Financial Highlights

Q4FY24 Performance

  • Revenue: Rs. 7,193 crore (up 7% YoY)
  • Core Rental Revenue: Rs. 4,580 crore (up 7.7% YoY)
  • Operating Profit: Rs. 4,072 crore (up 19% YoY)
  • EBITDA Margin: 57% (up 6 percentage points YoY)
  • Net Profit: Rs. 1,853 crore (up 32% YoY)
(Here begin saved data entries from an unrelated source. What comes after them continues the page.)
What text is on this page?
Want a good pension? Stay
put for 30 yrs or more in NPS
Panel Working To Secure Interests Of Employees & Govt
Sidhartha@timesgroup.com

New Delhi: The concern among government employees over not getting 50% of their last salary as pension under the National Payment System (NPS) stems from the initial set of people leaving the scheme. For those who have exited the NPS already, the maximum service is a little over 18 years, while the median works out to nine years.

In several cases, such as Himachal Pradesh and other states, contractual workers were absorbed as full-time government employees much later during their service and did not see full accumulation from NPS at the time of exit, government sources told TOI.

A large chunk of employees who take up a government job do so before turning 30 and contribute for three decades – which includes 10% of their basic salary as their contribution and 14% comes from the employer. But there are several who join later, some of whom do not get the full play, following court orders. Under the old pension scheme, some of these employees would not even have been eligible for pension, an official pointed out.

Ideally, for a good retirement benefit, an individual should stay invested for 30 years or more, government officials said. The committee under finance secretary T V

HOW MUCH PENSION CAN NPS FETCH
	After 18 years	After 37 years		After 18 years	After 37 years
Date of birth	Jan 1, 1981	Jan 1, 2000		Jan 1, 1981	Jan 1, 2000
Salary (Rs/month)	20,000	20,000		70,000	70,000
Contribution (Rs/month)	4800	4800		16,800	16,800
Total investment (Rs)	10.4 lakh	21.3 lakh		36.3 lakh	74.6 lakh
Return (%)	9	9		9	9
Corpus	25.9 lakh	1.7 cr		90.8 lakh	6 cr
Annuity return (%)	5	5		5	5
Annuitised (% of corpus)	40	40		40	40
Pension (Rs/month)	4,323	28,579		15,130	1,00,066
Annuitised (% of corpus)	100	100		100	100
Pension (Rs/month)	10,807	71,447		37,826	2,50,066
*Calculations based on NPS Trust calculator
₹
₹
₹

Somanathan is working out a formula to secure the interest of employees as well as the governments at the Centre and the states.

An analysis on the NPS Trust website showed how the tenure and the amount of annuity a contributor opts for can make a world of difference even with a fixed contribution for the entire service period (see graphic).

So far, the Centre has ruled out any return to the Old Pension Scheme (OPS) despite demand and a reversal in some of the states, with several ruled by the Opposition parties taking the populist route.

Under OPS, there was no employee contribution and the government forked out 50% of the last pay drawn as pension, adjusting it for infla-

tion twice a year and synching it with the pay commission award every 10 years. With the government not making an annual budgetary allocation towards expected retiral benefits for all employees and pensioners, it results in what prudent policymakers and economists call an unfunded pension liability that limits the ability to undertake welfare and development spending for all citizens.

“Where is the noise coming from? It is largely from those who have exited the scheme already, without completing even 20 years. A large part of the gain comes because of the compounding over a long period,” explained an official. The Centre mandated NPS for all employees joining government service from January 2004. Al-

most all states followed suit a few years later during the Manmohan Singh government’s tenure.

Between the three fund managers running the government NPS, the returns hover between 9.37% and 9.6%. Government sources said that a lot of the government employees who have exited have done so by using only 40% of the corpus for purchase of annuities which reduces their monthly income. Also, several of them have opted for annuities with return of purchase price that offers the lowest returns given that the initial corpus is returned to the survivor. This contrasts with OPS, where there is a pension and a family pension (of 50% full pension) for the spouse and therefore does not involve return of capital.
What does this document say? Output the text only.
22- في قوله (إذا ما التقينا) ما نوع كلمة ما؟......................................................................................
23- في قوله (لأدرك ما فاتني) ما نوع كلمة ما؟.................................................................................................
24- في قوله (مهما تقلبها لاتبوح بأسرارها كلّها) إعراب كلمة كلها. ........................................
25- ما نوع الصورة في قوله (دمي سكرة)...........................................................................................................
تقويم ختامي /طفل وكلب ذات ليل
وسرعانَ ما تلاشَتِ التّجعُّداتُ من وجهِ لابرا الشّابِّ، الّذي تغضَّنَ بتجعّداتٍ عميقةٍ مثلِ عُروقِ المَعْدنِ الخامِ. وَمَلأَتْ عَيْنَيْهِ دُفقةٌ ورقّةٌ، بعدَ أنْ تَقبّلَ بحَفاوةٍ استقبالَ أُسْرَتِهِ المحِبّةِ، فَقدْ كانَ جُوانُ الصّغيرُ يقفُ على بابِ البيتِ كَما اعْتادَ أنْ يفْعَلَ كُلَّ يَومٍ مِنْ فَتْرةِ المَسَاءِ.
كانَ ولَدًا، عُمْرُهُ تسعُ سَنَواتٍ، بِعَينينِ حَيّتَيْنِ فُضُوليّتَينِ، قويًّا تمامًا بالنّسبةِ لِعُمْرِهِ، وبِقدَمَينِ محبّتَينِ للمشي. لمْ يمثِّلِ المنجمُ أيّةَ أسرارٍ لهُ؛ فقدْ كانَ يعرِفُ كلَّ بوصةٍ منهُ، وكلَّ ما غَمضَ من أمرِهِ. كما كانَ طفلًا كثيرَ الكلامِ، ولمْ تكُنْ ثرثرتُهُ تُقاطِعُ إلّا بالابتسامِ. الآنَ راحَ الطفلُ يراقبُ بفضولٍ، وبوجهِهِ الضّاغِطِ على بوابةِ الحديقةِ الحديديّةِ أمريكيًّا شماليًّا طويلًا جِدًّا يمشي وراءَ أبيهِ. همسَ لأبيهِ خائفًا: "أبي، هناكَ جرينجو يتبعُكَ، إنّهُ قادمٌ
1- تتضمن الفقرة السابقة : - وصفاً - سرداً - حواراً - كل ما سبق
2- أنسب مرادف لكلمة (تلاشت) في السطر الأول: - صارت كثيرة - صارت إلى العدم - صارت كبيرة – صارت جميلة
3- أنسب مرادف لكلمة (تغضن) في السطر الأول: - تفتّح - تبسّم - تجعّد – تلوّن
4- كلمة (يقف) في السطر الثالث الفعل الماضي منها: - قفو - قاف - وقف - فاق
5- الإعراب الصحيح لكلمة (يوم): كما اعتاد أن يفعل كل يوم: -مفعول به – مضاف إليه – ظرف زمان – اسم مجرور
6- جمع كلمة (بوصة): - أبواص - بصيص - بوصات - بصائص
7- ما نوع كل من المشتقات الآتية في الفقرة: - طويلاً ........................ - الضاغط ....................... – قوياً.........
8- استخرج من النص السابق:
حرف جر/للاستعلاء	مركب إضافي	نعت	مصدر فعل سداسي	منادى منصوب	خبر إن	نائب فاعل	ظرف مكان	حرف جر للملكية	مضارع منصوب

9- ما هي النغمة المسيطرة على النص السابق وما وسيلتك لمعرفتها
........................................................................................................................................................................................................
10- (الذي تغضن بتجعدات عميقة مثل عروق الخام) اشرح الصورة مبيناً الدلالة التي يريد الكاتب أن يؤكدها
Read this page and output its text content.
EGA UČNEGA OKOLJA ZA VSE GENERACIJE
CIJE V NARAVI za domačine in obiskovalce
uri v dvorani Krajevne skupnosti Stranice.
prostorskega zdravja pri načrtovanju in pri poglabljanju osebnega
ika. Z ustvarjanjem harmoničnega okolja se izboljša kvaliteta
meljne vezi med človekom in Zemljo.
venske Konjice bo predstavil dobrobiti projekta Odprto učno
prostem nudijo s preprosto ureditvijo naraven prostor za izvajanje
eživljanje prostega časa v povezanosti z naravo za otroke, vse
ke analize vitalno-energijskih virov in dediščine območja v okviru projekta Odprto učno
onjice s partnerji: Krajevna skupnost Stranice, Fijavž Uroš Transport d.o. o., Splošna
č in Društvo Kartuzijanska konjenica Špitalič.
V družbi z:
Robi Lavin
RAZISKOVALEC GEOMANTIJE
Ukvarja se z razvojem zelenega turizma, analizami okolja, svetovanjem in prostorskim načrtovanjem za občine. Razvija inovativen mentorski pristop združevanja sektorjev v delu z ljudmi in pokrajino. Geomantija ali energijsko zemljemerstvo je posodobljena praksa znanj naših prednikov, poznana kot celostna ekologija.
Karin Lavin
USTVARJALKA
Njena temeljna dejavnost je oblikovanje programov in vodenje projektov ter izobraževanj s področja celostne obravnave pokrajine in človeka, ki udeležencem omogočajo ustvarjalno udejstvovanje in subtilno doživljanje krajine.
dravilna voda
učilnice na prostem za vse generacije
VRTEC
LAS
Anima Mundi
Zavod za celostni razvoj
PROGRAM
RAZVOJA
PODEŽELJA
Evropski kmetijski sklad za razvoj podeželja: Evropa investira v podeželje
FY19-24 Financial Performance

  • Revenue and PAT CAGR: 33% and 22%
  • ROE & ROCE: 22% and 20%
  • Debt-to-Equity Ratio: 0.76

Industry Outlook

  • Market Size: India is the second-largest telecom market with 1,190.33 million subscribers as of December 2023.
  • Affordable Tariffs and MNP: Wider availability and roll-out of Mobile Number Portability boost the market.
  • Government Initiatives: Support for digitization and conducive regulatory environment.
  • Mobile Penetration: Expected addition of 500 million new internet users in five years.
  • Tele-density: Overall 85.69%, with rural at 59.19% and urban at 133.72%.

Growth Drivers

  • 100% FDI is now allowed in the telecom sector with the inflow at US$ 39.31 billion between April 2000-December 2023. 
  • In Union Budget 2023-24, the Department of Telecommunications was allocated Rs. 97,579.05 crore (US$ 11.92 billion).
  • India is aiming to manufacture mobile phones worth $126 Bn by 2025-26.

Competitive Advantage

Indus Towers is the most undervalued stock in the large-cap segment, consistently translating steady sales growth into expanding margins and earnings compared to competitors like Suyog Telematics Ltd and Sar Televenture Ltd.

Outlook

  • Market Share Gains: Aiming to increase market share.
  • Cost Efficiency: Optimizing diesel consumption for cost savings.
  • Network Uptime: Ensuring high network uptime.
  • Sustainability: Focused on sustainable practices.
  • 5G Rollout: Extensive 5G deployment leading to increased revenue streams.
  • Growth Opportunity: Positioned to capitalize on the intersection of heightened data usage and rapid 5G adoption.

Valuation

The healthy demand outlook for telecom infrastructure, driven by strong data consumption, accelerated 5G rollouts, and gaps in 4G services, positions Indus Towers well for growth.  We recommend a BUY rating in the stock with the target price (TP) of Rs. 406, 14x FY26E EPS.

Risks

  • Financial Stability of TSPs: Investments in 5G rollouts and spectrum acquisitions may strain TSPs’ financials, affecting payments to Indus Towers.
  • Contract Renewal Terms: Unfavorable alterations to contract terms with clients, such as reduced pricing or escalations, pose risks.